Аверин ходил мрачнее тучи, а Дан не мог признаться самому себе — в глубине души он желает, чтобы это расследование длилось вечно, потому что сейчас в его жизни была цель — найти и наказать виновных. А что останется ему потом, когда те будут найдены и наказаны?
К сожалению, он слишком хорошо знал ответ — это пустота и боль. Непроходящая боль и ледяная пропасть, над которой стоять ему до конца своих дней.
…Сигнал вызова ворвался в сознание, выхватил из глубины и выбросил на поверхность. Дан совсем перестал спать ночами, засыпал лишь под утро, не столько даже засыпал, сколько забывался. Вот и сегодня он только-только уснул. И какая же сволочь трезвонит с самого утра? Впрочем, Дан и так знал, кто это, можно было даже не смотреть на экран.

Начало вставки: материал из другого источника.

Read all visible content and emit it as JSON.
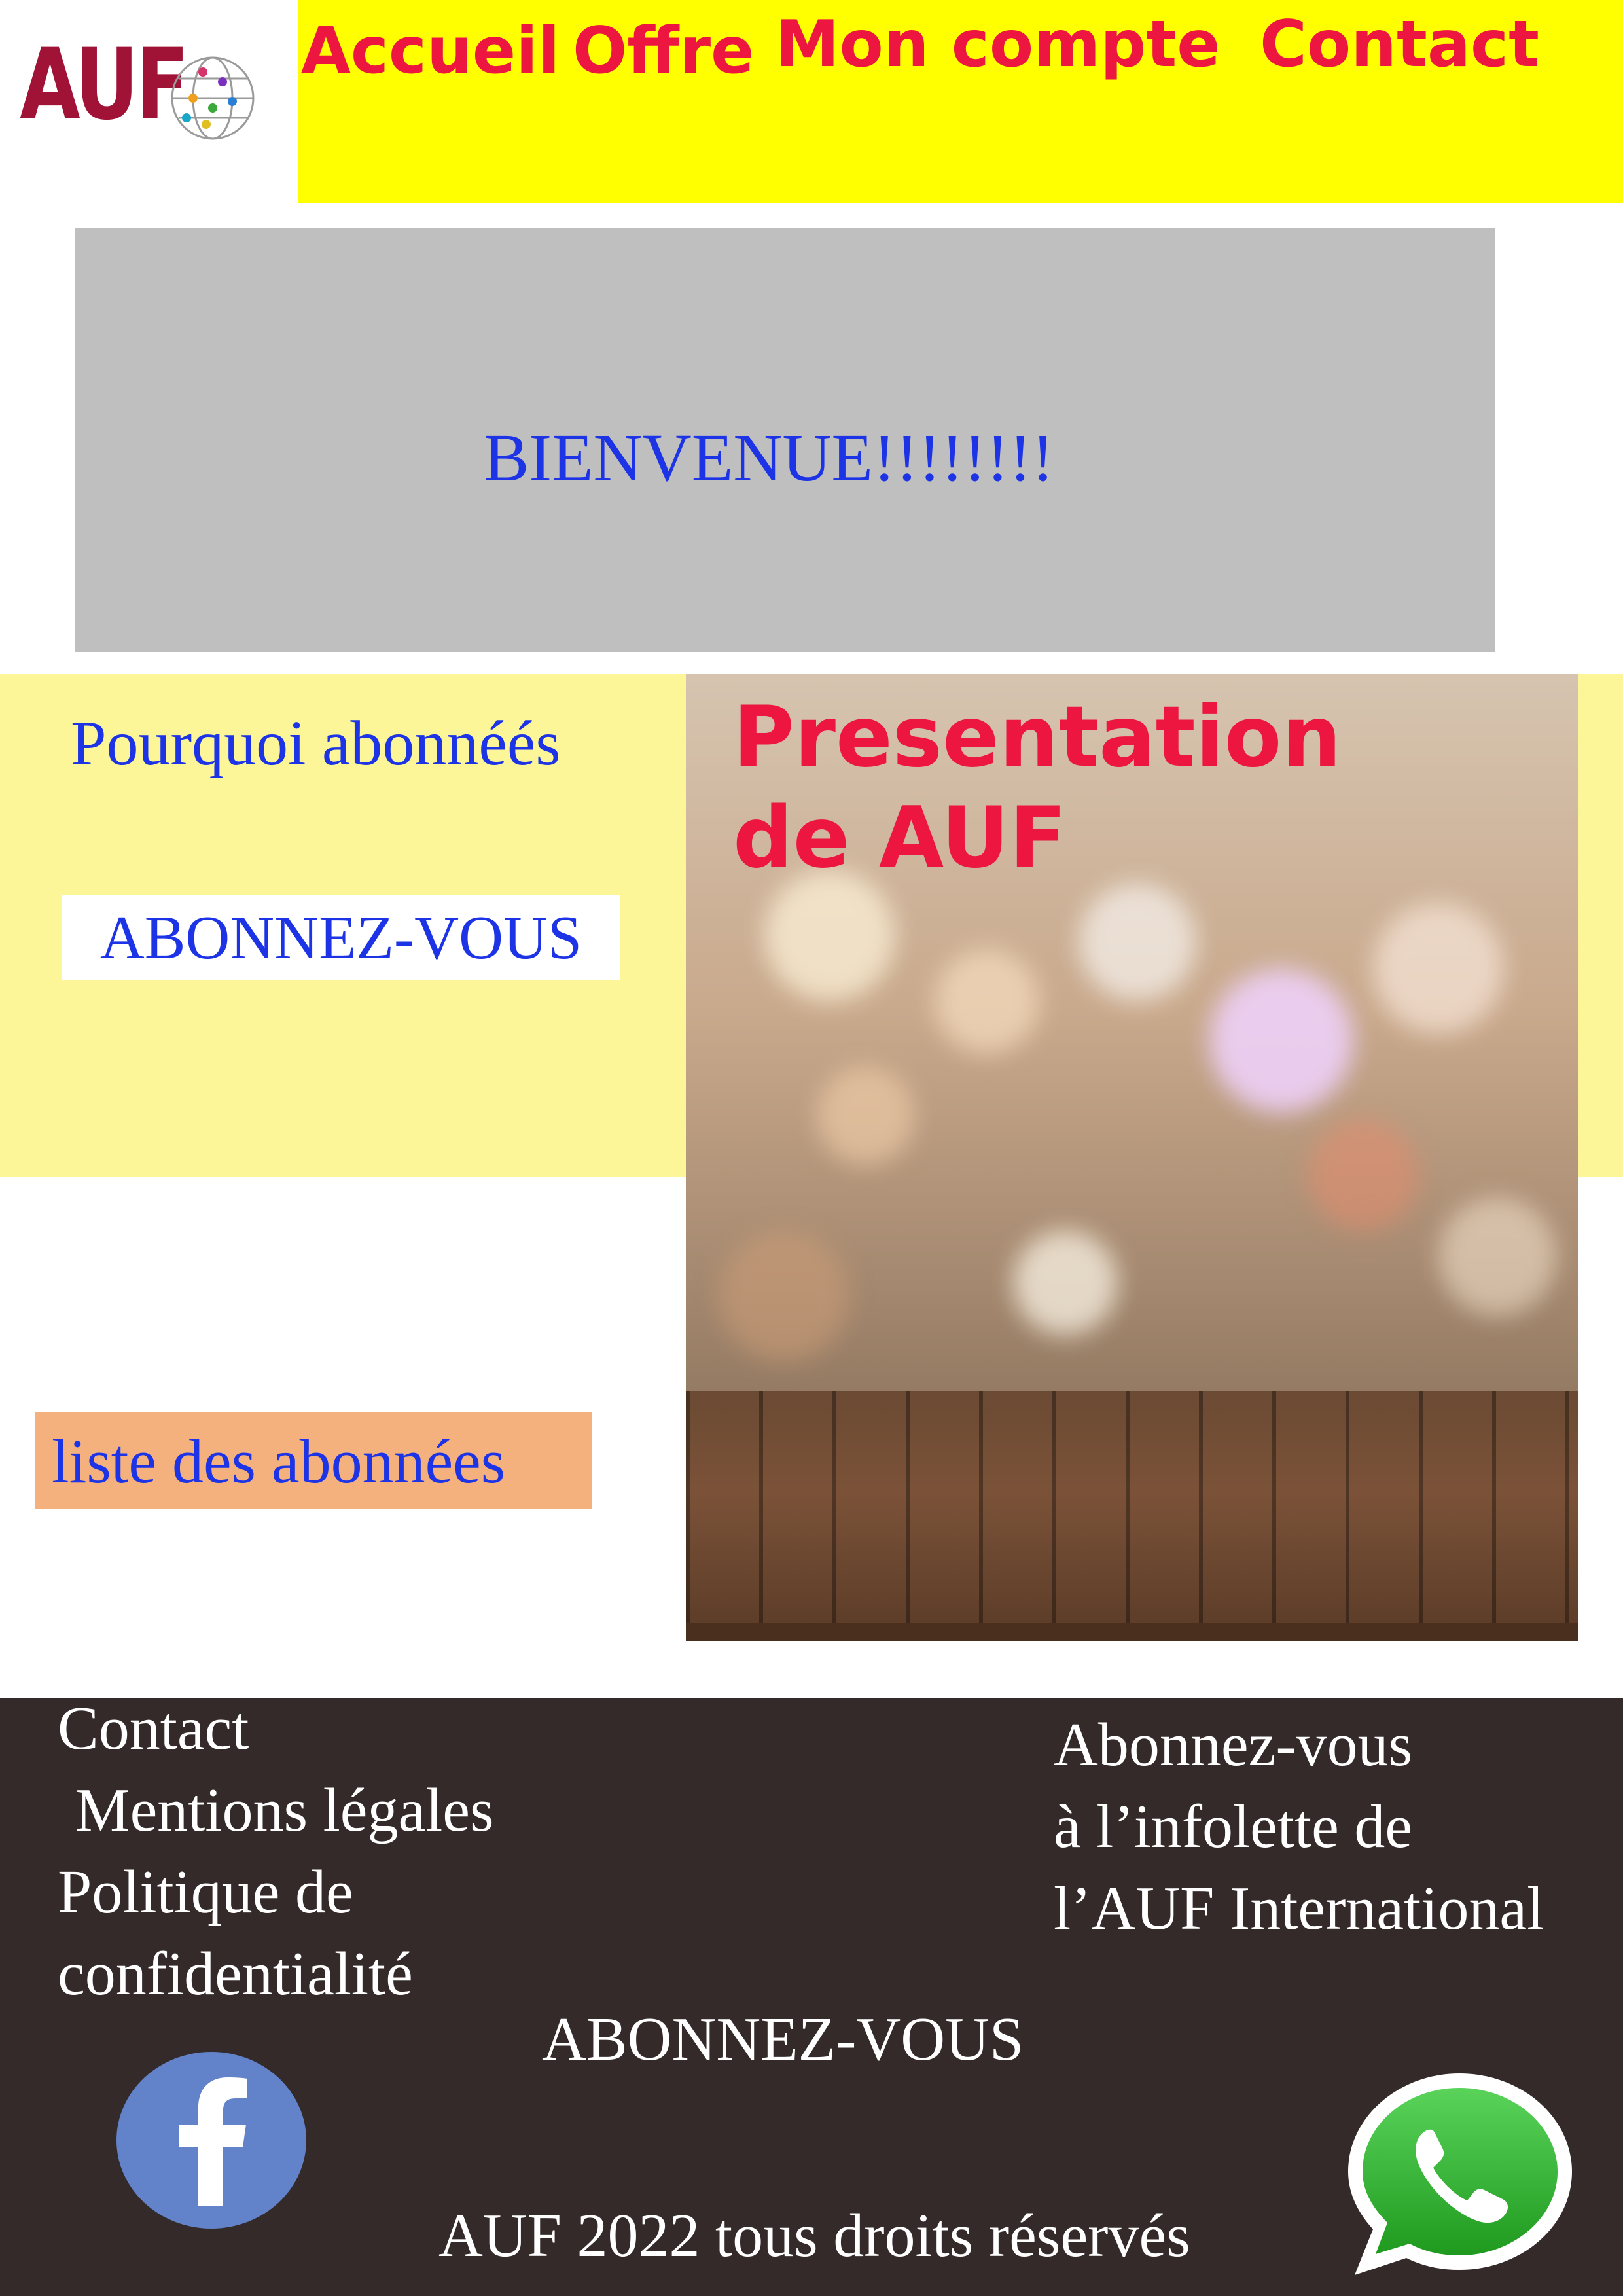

— Баграев, ты что, спишь? Шутишь? Встал-оделся и дуй в больницу. Это срочно. Нет, с отцом твоим все хорошо. Так, ты меньше болтай, Баграев, быстрее чешись…

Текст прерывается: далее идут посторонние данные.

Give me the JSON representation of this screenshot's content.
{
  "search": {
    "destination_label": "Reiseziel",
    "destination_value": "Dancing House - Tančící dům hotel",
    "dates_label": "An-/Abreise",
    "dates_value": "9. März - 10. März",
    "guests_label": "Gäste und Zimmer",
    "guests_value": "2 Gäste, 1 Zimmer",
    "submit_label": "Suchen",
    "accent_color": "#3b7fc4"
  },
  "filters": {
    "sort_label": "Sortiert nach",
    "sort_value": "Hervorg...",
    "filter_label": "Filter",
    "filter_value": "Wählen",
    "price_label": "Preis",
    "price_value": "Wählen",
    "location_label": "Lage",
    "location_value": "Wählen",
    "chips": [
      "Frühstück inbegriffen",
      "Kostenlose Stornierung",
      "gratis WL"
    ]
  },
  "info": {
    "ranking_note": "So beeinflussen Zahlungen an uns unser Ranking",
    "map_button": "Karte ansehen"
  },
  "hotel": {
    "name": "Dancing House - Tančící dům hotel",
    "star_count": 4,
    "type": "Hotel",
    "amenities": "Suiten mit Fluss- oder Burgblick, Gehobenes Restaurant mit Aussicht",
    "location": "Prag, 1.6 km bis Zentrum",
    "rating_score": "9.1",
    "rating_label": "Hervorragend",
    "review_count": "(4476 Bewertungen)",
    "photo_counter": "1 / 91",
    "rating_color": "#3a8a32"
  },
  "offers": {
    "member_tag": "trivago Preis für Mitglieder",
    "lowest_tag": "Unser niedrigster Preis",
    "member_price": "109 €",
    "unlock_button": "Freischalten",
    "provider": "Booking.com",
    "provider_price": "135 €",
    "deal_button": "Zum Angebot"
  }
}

Даниял был готов через десять минут и даже успел в душ, еще через десять он подъезжал к зданию областной клинической больницы. А еще через три поднимался по широкой больничной лестнице в хирургическое отделение.
Все больницы мира пахнут одинаково — больницами, медикаментами и болью. Дан старался дышать пореже, когда ступил в больничный коридор. Палата, в которой лежал отец, находилась в конце, он шел, и откуда-то появилось чувство тревоги.
Даниял ускорил шаг. Аверин сказал, с отцом все хорошо, значит дело не в нем, а в чем же? Дверь палаты открылась, Дан остановился, чтобы пропустить выходящего. Время обхода, это или доктор или медсестра. Хорошо, можно подробнее узнать о состоянии отца…
Он увидел их будто в замедленной съемке. Сначала встретился глазами с ней — целиком поймал и поместил в кадр — потом взгляд скользнул ниже и выхватил еще две пары глаз — маленьких и блестящих как сапфиры. Синие глаза. Его.
В голове хаотично возник шум, природу которого Дан затруднялся определить — то ли выстрелы, то ли скрежет металлического корпуса о бетон, то ли гул гигантской волны. Почему-то теперь у него не получалось поймать цельную картинку — она все время ускользала.
Отпечатывалась в голове негативами, расползалась на разрозненные обрывки с рваными краями и расплывчатым изображением. Чтобы ухватить, удержать, не дать расплыться за свои пределы, Даниял протянул руку. И окончательно убедился, что перед ним не призрак.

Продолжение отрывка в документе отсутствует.